Our results add new evidence for the use of IVCM technology in the diagnosis and follow up of post-COVID-19 syndromes or complications, as well as to the study of small fiber neuropathies. Many authors and clinicians are promoting the study of the subbasal nerve plexus alterations as indicators of peripheral neuropathies associated with systemic or neurodegenerative diseases [19,[56], [57], [58]], DED [22,23,33,52,59], or associated with an inflammatory reaction [60,61]. The use of IVCM for the evaluation of corneal nerves is gaining interest and it is now used as a diagnostic marker of diabetic neuropathy [33,56,62,63] and other peripheral neuropathies [[64], [65], [66]], as well as in DED [23,67]. Our work, as well as other recent publications [34], show that IVCM can be used to study of COVID-19 disease.

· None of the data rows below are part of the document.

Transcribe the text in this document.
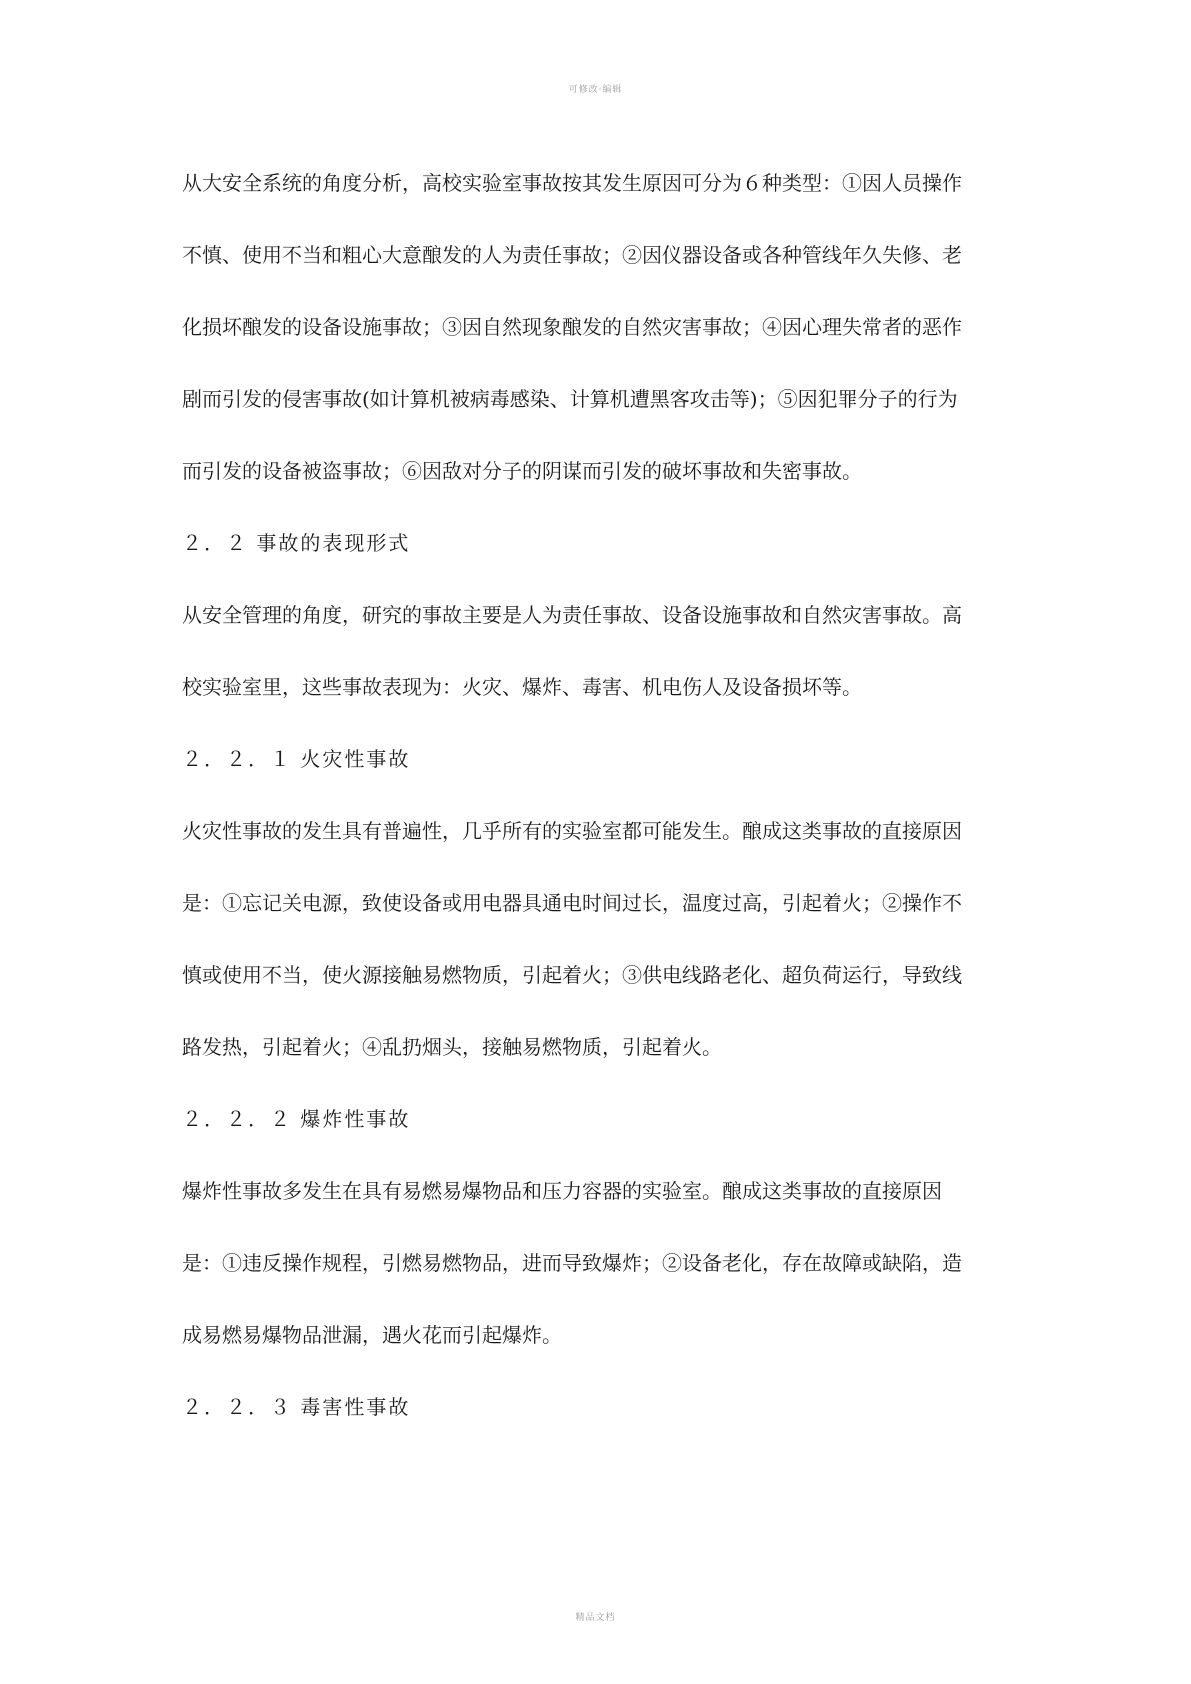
可修改·编辑
从大安全系统的角度分析，高校实验室事故按其发生原因可分为６种类型：①因人员操作
不慎、使用不当和粗心大意酿发的人为责任事故；②因仪器设备或各种管线年久失修、老
化损坏酿发的设备设施事故；③因自然现象酿发的自然灾害事故；④因心理失常者的恶作
剧而引发的侵害事故(如计算机被病毒感染、计算机遭黑客攻击等)；⑤因犯罪分子的行为
而引发的设备被盗事故；⑥因敌对分子的阴谋而引发的破坏事故和失密事故。
２．２ 事故的表现形式
从安全管理的角度，研究的事故主要是人为责任事故、设备设施事故和自然灾害事故。高
校实验室里，这些事故表现为：火灾、爆炸、毒害、机电伤人及设备损坏等。
２．２．１ 火灾性事故
火灾性事故的发生具有普遍性，几乎所有的实验室都可能发生。酿成这类事故的直接原因
是：①忘记关电源，致使设备或用电器具通电时间过长，温度过高，引起着火；②操作不
慎或使用不当，使火源接触易燃物质，引起着火；③供电线路老化、超负荷运行，导致线
路发热，引起着火；④乱扔烟头，接触易燃物质，引起着火。
２．２．２ 爆炸性事故
爆炸性事故多发生在具有易燃易爆物品和压力容器的实验室。酿成这类事故的直接原因
是：①违反操作规程，引燃易燃物品，进而导致爆炸；②设备老化，存在故障或缺陷，造
成易燃易爆物品泄漏，遇火花而引起爆炸。
２．２．３ 毒害性事故
精品文档
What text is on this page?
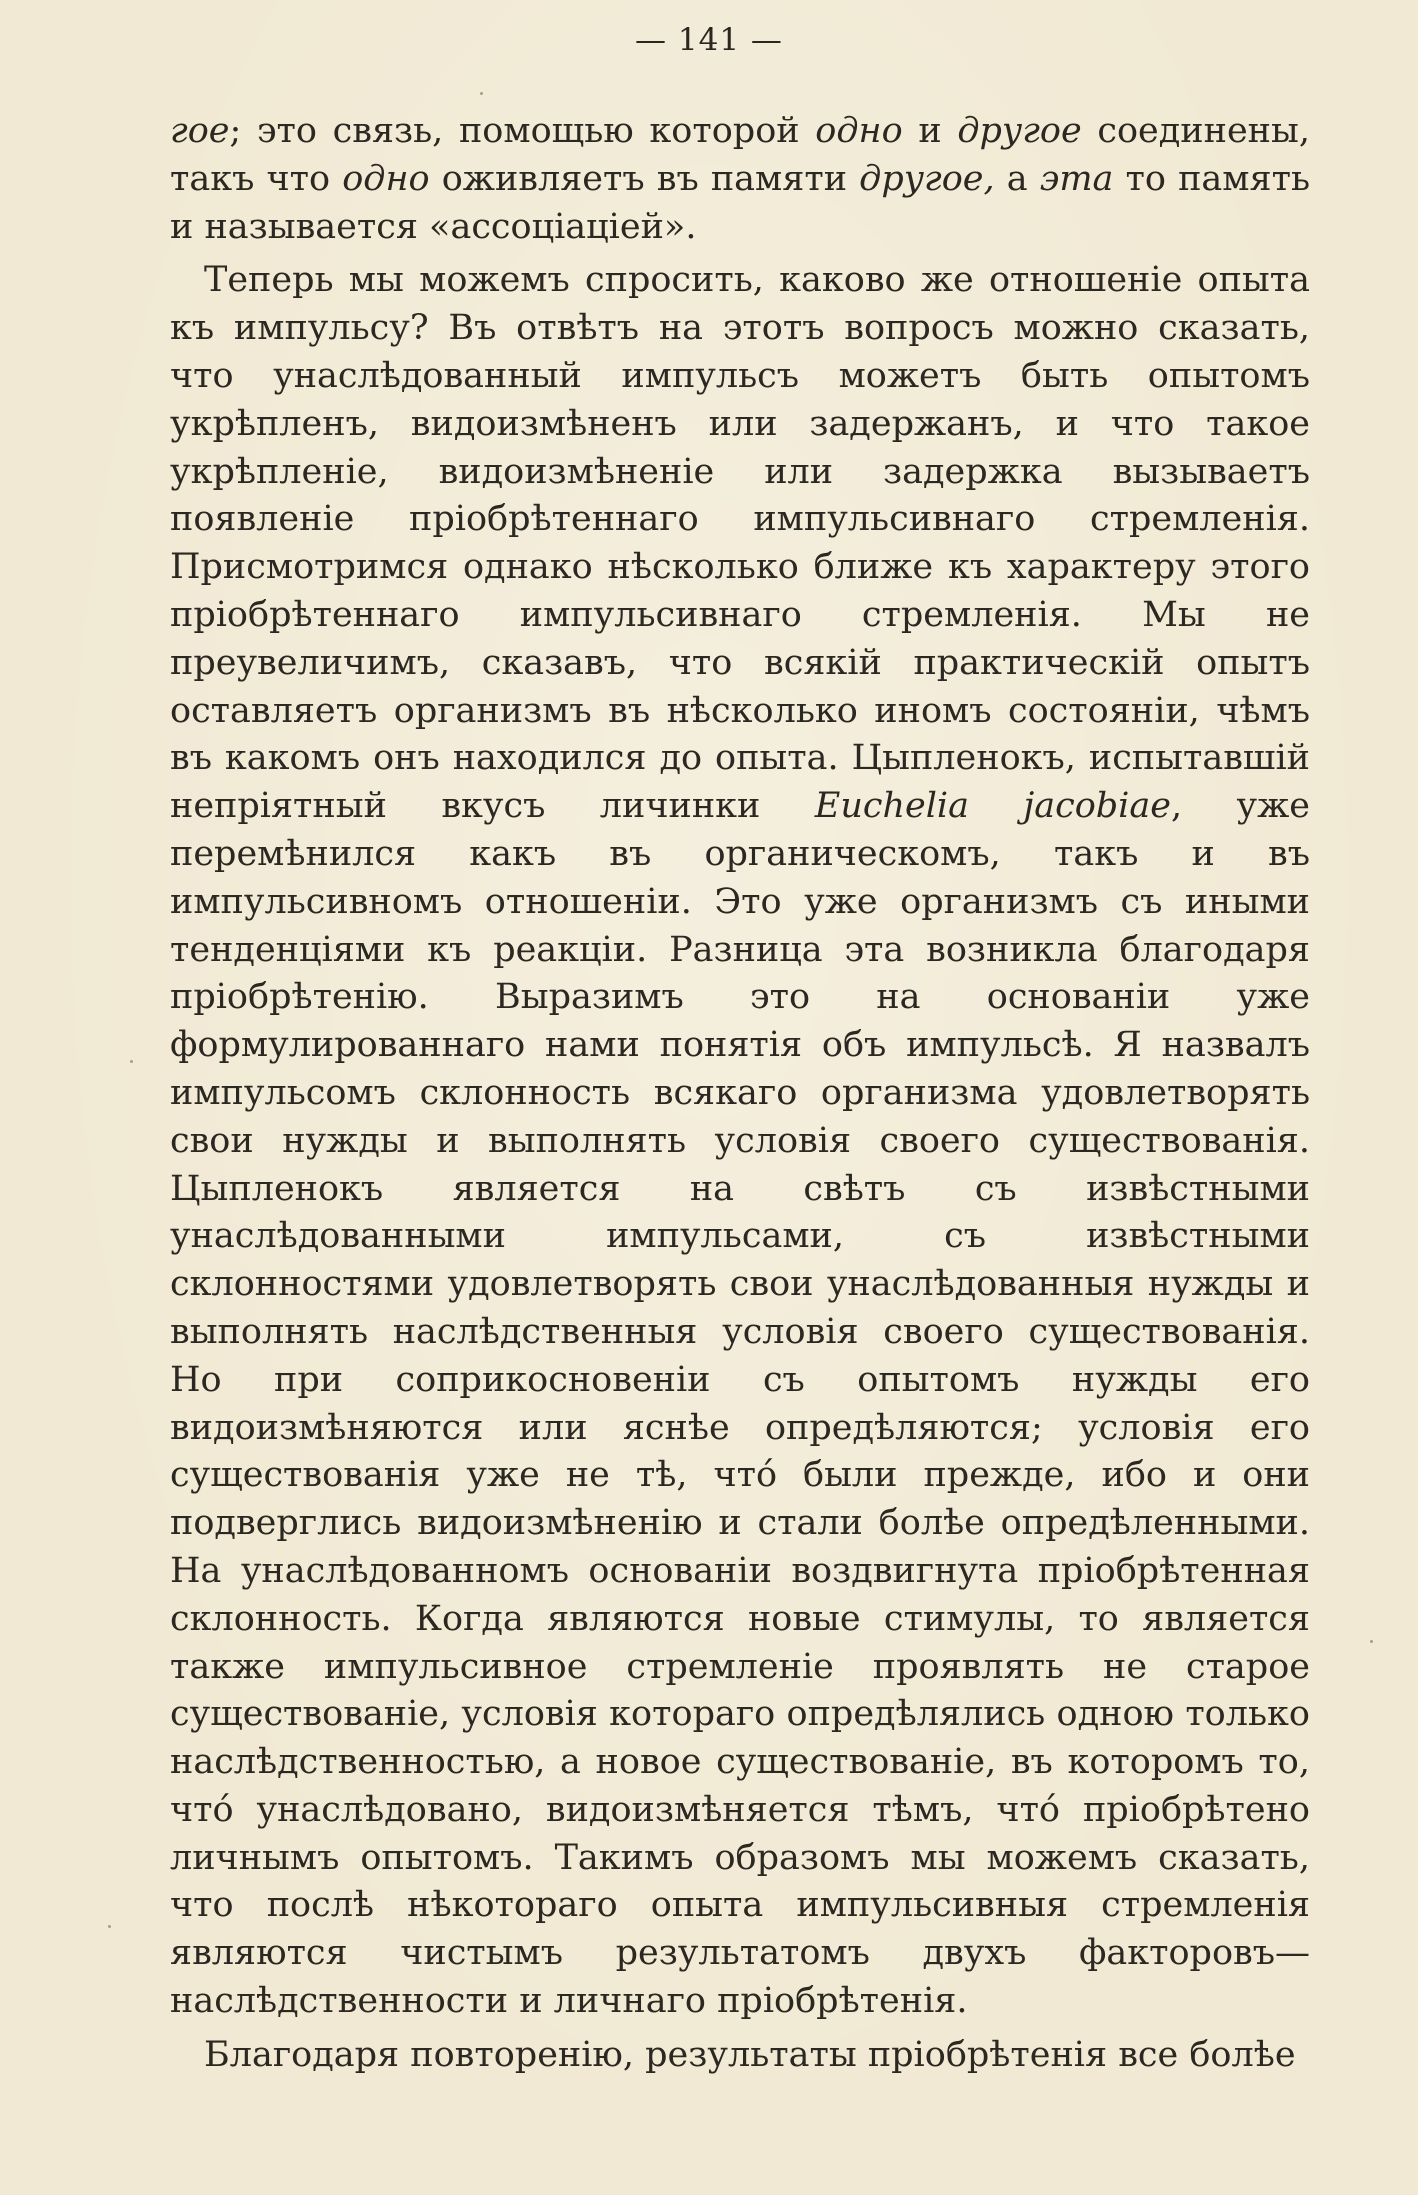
— 141 —

гое; это связь, помощью которой одно и другое соединены, такъ что одно оживляетъ въ памяти другое, а эта то память и называется «ассоціацiей».

Теперь мы можемъ спросить, каково же отношенiе опыта къ импульсу? Въ отвѣтъ на этотъ вопросъ можно сказать, что унаслѣдованный импульсъ можетъ быть опытомъ укрѣпленъ, видоизмѣненъ или задержанъ, и что такое укрѣпленiе, видоизмѣненiе или задержка вызываетъ появленiе прiобрѣтеннаго импульсивнаго стремленiя. Присмотримся однако нѣсколько ближе къ характеру этого прiобрѣтеннаго импульсивнаго стремленiя. Мы не преувеличимъ, сказавъ, что всякiй практическiй опытъ оставляетъ организмъ въ нѣсколько иномъ состоянiи, чѣмъ въ какомъ онъ находился до опыта. Цыпленокъ, испытавшiй непрiятный вкусъ личинки Eucheliа jacobiae, уже перемѣнился какъ въ органическомъ, такъ и въ импульсивномъ отношенiи. Это уже организмъ съ иными тенденцiями къ реакцiи. Разница эта возникла благодаря прiобрѣтенiю. Выразимъ это на основанiи уже формулированнаго нами понятiя объ импульсѣ. Я назвалъ импульсомъ склонность всякаго организма удовлетворять свои нужды и выполнять условiя своего существованiя. Цыпленокъ является на свѣтъ съ извѣстными унаслѣдованными импульсами, съ извѣстными склонностями удовлетворять свои унаслѣдованныя нужды и выполнять наслѣдственныя условiя своего существованiя. Но при соприкосновенiи съ опытомъ нужды его видоизмѣняются или яснѣе опредѣляются; условiя его существованiя уже не тѣ, чтó были прежде, ибо и они подверглись видоизмѣненiю и стали болѣе опредѣленными. На унаслѣдованномъ основанiи воздвигнута прiобрѣтенная склонность. Когда являются новые стимулы, то является также импульсивное стремленiе проявлять не старое существованiе, условiя котораго опредѣлялись одною только наслѣдственностью, а новое существованiе, въ которомъ то, чтó унаслѣдовано, видоизмѣняется тѣмъ, чтó прiобрѣтено личнымъ опытомъ. Такимъ образомъ мы можемъ сказать, что послѣ нѣкотораго опыта импульсивныя стремленiя являются чистымъ результатомъ двухъ факторовъ—наслѣдственности и личнаго прiобрѣтенiя.

Благодаря повторенiю, результаты прiобрѣтенiя все болѣе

Taken together, our results indicate the induction of a subclinical immunopathological scenario upon Sars-CoV-2 infection of the cornea. DC were also observed also in patients that had overcome Sars-CoV-2 infection up to 10 months earlier, suggesting that the immunocompromised environment is persistent for a long periods of time, and supporting also the hypothesis of the generation of a chronic DED-like state on the ocular surface of post-COVID19 patients.

5. Conclusions

To our knowledge, this is the first report of Sars-CoV-2 induced neuropathy on the ocular surface. Viral infection causes sensory fiber axonopathy that became chronic after the patients’ recovery. Morphological alterations found in corneas of COVID-19 patients are similar to those found in diabetic corneas and DED, and are accompanied by functional loss and alteration in sensitivity. COVID-19 patients suffer pain and discomfort consistent with DED symptoms.

Funding

This research did not receive any specific grant from funding agencies in the public, commercial, or not-for-profit sectors.

Declaration of competing interest

None.

Acknowledgements

The authors want to especially acknowledge the devoted work of medical and technical staff at the Instituto Oftalmológico Fernández-Vega and for valuable comments and guidance of the research team at the Fundación de Investigación Oftalmológica.